L’inedito corso di laurea avrà inizio il prossimo autunno al NOI Techpark di Bolzano e mira a formare professionisti della gastronomia e dell’enologia sana e sostenibile delle regioni alpine. La Facoltà di Scienze e Tecnologie lo ha sviluppato in collaborazione con il team dello chef altoatesino ma le prospettive si estenderanno oltre i confini dell’Alto Adige: anche cuochi provenienti dalle Ande, dai Pirenei e da altre aree interne del mondo saranno chiamati a effettuare docenze all’interno di singoli moduli del corso di laurea, per dare approcci diversi di diverse culture al tema.
«Cercherò di mettere a disposizione dei giovani il knowledge e il lavoro fatto a livello di sostenibilità, per dare una diversa visione del futuro. Se rispetti la natura, fare cucina di montagna di grande livello è la cosa più difficile: qui quattro mesi all’anno non cresce niente. Per questo, per esempio, le fermentazioni, qui, sono indispensabili. Ma finora è stato fatto tutto con la pratica, mentre scientificamente questo tipo di cucina non è ancora normata e non ha basi scientifiche. Tutta la nostra ricerca parte da un tornare indietro: abbiamo riaccettato le regole della natura. Ma per attualizzare questo sapere bisogna avere una conoscenza solida, basi scientifiche che sistematizzino questo approccio». Per questo allo chef si affiancano realtà di ricerca preziose e gran parte delle lezioni e dei workshop si svolgono al NOI Techpark, nei laboratori alimentari all’avanguardia di unibz e nel Kitchen Lab. Al Nature of Innovation la ricerca e il business si incontrano quotidianamente per promuovere innovazione sostenibile e uno dei settori centrali di attività è proprio la ricerca alimentare. «Qui si sta creando un luogo in cui l’interdisciplinarità, il networking, il trasferimento di know-how tecnologico e la ricerca e sviluppo sono fondamentali, dove la vicinanza spaziale di studenti, ricerca e aziende conduce alla creazione di sinergie», spiega il direttore Ulrich Stofner.

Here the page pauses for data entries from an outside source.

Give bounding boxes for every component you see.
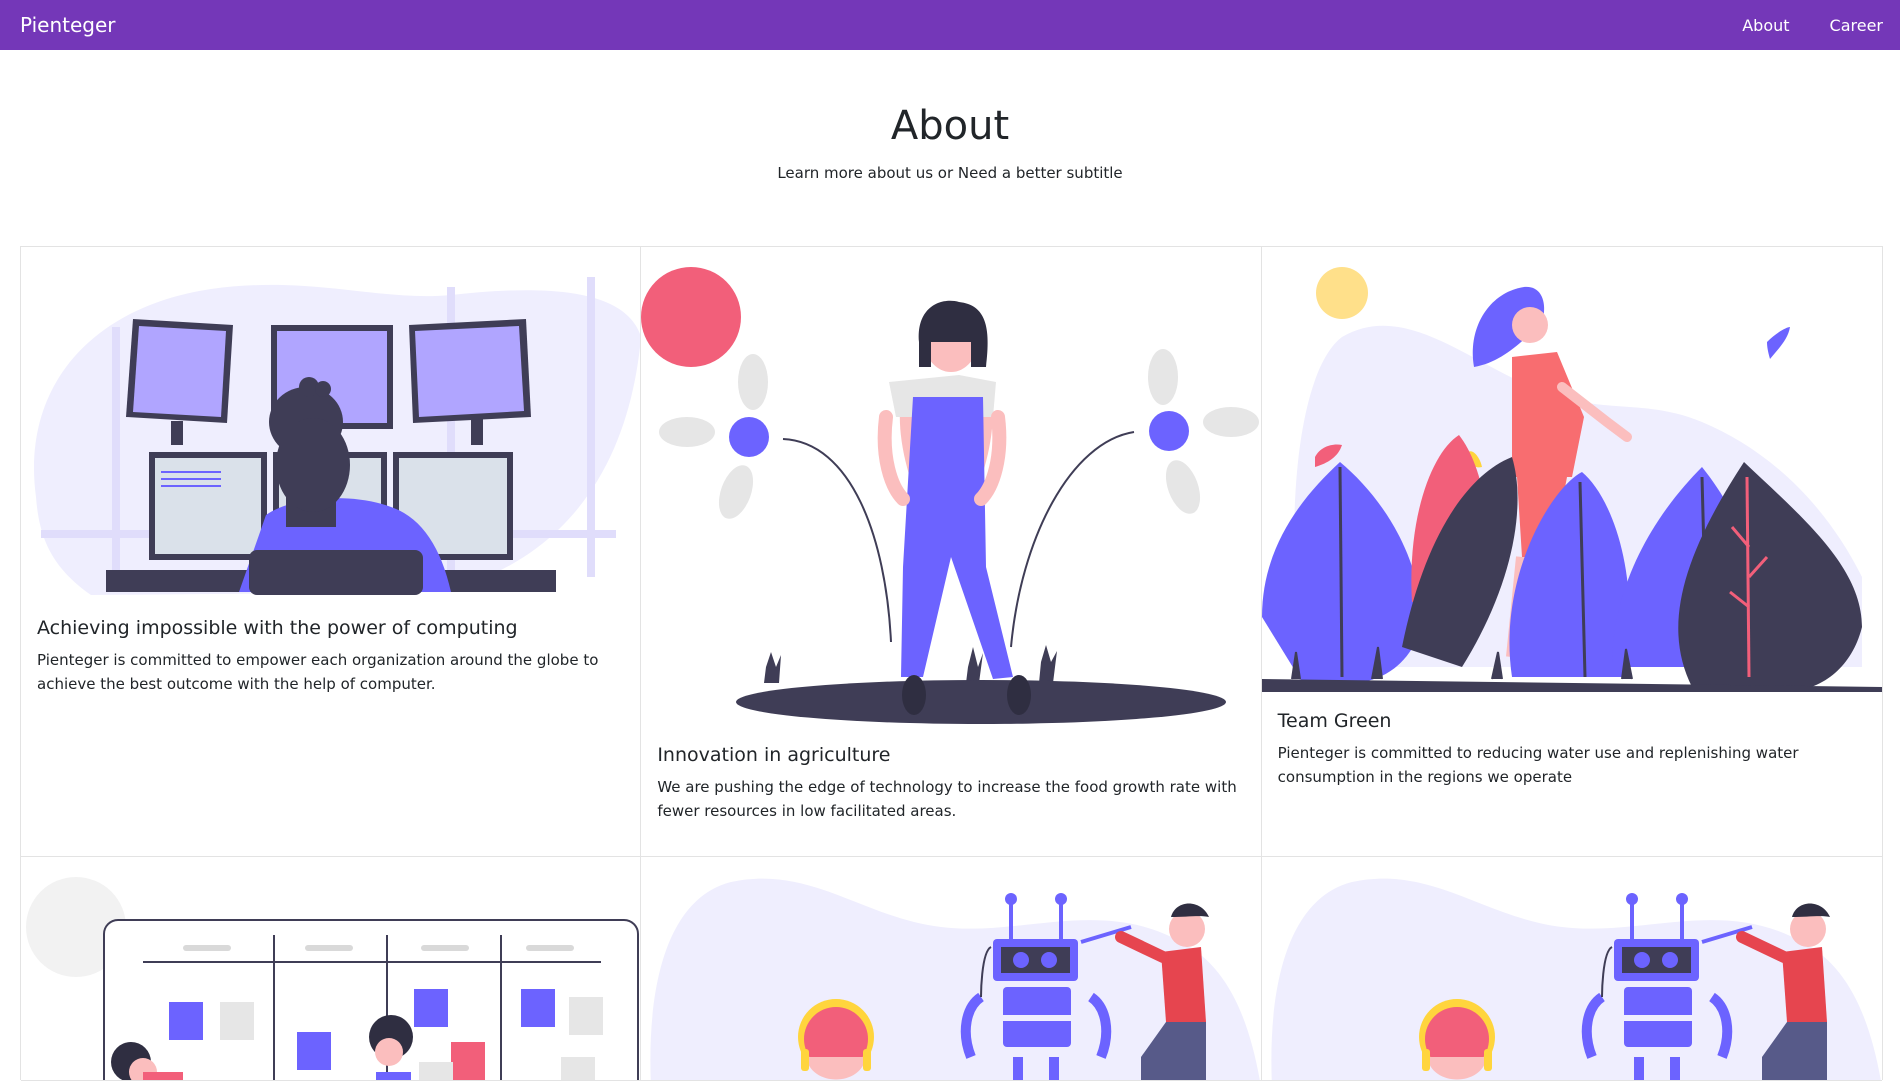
card-robotics — [641, 857, 1262, 1081]
card-text: Pienteger is committed to reducing water… — [1277, 744, 1799, 786]
planning-illustration — [21, 857, 640, 1080]
robotics-illustration — [641, 857, 1261, 1080]
card-title: Innovation in agriculture — [657, 744, 891, 766]
card-team-green: Team Green Pienteger is committed to red… — [1261, 247, 1882, 857]
card-body: Achieving impossible with the power of c… — [37, 614, 624, 696]
card-text: Pienteger is committed to empower each o… — [37, 651, 599, 693]
page-subtitle: Learn more about us or Need a better sub… — [777, 164, 1123, 182]
card-robotics-2 — [1261, 857, 1882, 1081]
nav-about-link[interactable]: About — [1742, 16, 1789, 35]
nav-career-link[interactable]: Career — [1830, 16, 1883, 35]
card-computing: Achieving impossible with the power of c… — [21, 247, 642, 857]
hero: About Learn more about us or Need a bett… — [0, 100, 1900, 182]
nav-links: About Career — [1742, 16, 1883, 35]
navbar: Pienteger About Career — [0, 0, 1900, 50]
brand-link[interactable]: Pienteger — [20, 13, 116, 37]
card-body: Innovation in agriculture We are pushing… — [657, 741, 1244, 823]
card-text: We are pushing the edge of technology to… — [657, 778, 1237, 820]
card-planning — [21, 857, 642, 1081]
card-title: Team Green — [1277, 710, 1392, 732]
card-title: Achieving impossible with the power of c… — [37, 617, 518, 639]
card-agriculture: Innovation in agriculture We are pushing… — [641, 247, 1262, 857]
team-green-illustration — [1261, 247, 1882, 707]
agriculture-illustration — [641, 247, 1260, 727]
robotics-illustration — [1262, 857, 1882, 1080]
page-title: About — [890, 103, 1010, 149]
cards-grid: Achieving impossible with the power of c… — [20, 246, 1883, 1081]
card-body: Team Green Pienteger is committed to red… — [1278, 707, 1866, 789]
computing-illustration — [21, 247, 641, 607]
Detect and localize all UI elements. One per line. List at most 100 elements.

E chissà che questo approfondito corso di studi, che abbina la cucina, la natura e la scienza, ma ha anche parti di economia e marketing al suo interno per coinvolgere i clienti in questa filosofia, possa far tornare sexy un lavoro che sta perdendo sempre più appeal tra le giovani generazioni, come si augura lo chef Niederkofler: «Dobbiamo dare ai giovani quello che cercano. Serve restituire loro una parte di tempo etico: questo non è più il lavoro di quando ho iniziato io, quando fare 16 ore in cucina era la norma. Dobbiamo riportare le ore lavorative a un livello normale, perché se tutti i ristoranti cercano personale senza successo allora è meglio che ci preoccupiamo. Noi al Rosa Alpina siamo fortunati perché abbiamo un concetto identitario molto forte, venire da noi è interessante per chi ama la natura e per chi come noi va in questa direzione di sostenibilità. Ma anche noi dobbiamo fare attenzione a come trattiamo le persone, alle ore lavorative: forse è anche giusto così, e forse la pandemia ha insegnato qualcosa. I nuovi cuochi oggi sono intransigenti e non ammettono deroghe alle loro idee, c’è un cambio di mentalità totale che passa anche per il rispetto della terra e della sua produzione. Mi rende felice e mi dà sollievo sapere che i ragazzi stiano andando nella direzione giusta».